Ma ciò non è da confondersi con  un’assenza di posizione, tutt’altro: è un invito all’ascolto, alla  cessazione del pregiudizio, alla possibilità che la verità non stia nei ruoli imposti, ma nei vuoti, nei silenzi, nelle contraddizioni. È il messaggio più incisivo del romanzo, prima ancora di raccontare una storia di delitti e ossessioni, Il marchio di Medusa ci chiede di guardare. Non per capire “chi ha sbagliato”, ma per comprendere l’umano in tutte le sue imperfezioni, anche quelle che ci fanno paura.

Una scrittura  che riesce ad essere denuncia sociale. Il libro raccoglie la voce di chi non ha voce: Eleonora, Rita, Chiara, donne diversissime, ma ugualmente esiliate dalla normalità. Rita, perseguitata da sogni troppo reali per essere ignorati, e Eleonora, imprigionata in un amore apparentemente perfetto ma profondamente ambiguo. È la storia di Chiara, che si rifugia tra i libri per sopravvivere in un mondo che non lascia spazio a chi ha bisogno di silenzio. Donne diverse, accomunate da un’esclusione sottile ma costante, da un desiderio di riscatto che passa spesso dal corpo, dalla memoria, dal non detto.

Rita, Andrea, Chiara, Giovanna, Salvatore, Eleonora, Italo, Anna, Rosalia, Mario, Pietro, Paolo, Gaetano, Luca… tutti, in un modo o nell’altro, erano stati relegati ai margini della società. Alcuni avevano reagito con violenza o dolore, altri coltivando le proprie più intime passioni, ma tutti erano stati segnati da un destino comune

Savasta e la forza del non detto

Sul piano tecnico il romanzo si muove su tre piani temporali intrecciati con maestria, Savasta  dissemina indizi, confonde con precisione. L’assassino compare più spesso di quanto si pensi, e qui sta l’arte di chi sa nascondere mettendo in mostra. Il gioco di specchi è costruito con precisione chirurgica, e l’autore  non tradisce mai la fiducia del lettore: ogni dettaglio torna, ogni svolta è annunciata eppure inaspettata. “Se vuoi nascondere qualcosa, mettila bene in evidenza”: ed è proprio lì che l’autore colpisce. I diversi livelli temporali, gestiti con grande padronanza dell’analessi,  si alternano senza mai confondere, ma anzi creando un ritmo incalzante che accompagna il lettore in una tensione crescente.

Savasta utilizza con grande padronanza la tecnica del flashback, dosandola con intelligenza per scandire la narrazione  e dare profondità psicologica ai personaggi. Questa struttura, insieme a un uso sapiente del cliffhanger, contribuisce a rendere l’intero impianto narrativo straordinariamente cinematografico: la tensione cresce in modo costante, con scene che si chiudono in sospensione e costringono il lettore a  cercare la verità nascosta tra le righe.
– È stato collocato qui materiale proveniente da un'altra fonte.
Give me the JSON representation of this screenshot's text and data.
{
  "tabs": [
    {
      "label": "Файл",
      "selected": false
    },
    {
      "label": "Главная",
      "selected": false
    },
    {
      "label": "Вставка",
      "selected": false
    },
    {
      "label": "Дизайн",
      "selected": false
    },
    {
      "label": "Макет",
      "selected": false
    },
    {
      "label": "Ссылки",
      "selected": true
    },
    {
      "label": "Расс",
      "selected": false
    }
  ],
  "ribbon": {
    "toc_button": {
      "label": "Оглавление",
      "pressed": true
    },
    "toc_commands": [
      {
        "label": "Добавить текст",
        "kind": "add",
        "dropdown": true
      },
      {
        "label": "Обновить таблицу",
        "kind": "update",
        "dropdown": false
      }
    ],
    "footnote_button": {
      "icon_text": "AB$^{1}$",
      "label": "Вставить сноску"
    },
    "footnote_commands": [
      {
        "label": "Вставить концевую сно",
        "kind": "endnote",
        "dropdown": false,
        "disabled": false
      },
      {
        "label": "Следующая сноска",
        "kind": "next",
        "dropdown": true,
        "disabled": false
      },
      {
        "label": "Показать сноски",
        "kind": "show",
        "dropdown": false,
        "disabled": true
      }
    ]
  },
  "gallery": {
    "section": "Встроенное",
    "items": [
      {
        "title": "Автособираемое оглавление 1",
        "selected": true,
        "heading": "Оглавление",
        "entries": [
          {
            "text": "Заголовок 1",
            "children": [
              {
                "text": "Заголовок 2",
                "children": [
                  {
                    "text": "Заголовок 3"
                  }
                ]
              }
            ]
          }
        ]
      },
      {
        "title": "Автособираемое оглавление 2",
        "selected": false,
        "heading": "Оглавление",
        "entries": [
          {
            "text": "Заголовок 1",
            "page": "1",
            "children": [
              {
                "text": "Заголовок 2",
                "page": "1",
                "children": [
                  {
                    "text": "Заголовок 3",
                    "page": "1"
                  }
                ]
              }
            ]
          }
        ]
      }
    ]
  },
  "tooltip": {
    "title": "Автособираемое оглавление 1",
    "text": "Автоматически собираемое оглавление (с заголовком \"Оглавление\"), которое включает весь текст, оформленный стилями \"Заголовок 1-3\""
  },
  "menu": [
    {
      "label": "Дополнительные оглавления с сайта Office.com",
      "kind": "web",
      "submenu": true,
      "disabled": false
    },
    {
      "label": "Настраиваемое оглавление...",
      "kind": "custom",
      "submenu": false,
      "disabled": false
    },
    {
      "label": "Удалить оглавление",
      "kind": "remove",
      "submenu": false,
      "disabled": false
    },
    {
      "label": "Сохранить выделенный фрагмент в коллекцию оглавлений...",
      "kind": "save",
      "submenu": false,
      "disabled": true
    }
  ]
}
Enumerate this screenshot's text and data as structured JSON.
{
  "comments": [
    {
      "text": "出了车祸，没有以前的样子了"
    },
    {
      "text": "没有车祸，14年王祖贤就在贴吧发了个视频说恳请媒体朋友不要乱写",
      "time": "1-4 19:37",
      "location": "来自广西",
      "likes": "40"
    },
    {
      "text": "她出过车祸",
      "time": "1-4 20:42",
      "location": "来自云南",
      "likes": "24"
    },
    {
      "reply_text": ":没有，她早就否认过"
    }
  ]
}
È un ritmo serrato, quasi da serie tv di alta qualità, in cui ogni dettaglio torna, ogni frammento ha un peso, e ogni silenzio diventa rivelazione.

Solo Rosalia si racconta in prima persona, attraverso una serie di lettere indirizzate a un uomo sconosciuto. Questo espediente narrativo consente all’autore di far entrare il lettore direttamente nel flusso di coscienza di Rosalia, cioè nel suo flusso continuo di pensieri, emozioni e ricordi, come se fossero espressi senza filtri o pause. In questo modo, Rosalia acquista voce piena e una complessità psicologica che la rende più reale e viva. Attraverso la  sua figura Savasta compone un affresco doloroso ma necessario della condizione femminile in un’Italia che, a cavallo tra gli anni ’60 e ’70, imponeva un’unica alternativa possibile: o ci si sposava, oppure si finiva ai margini. Il matrimonio, più che una scelta affettiva, era un destino sociale: garantiva un tetto, uno status, una sopravvivenza. E chi sceglieva di sottrarsi a questa logica pagava il prezzo più alto: la solitudine, lo stigma, l’esilio interiore.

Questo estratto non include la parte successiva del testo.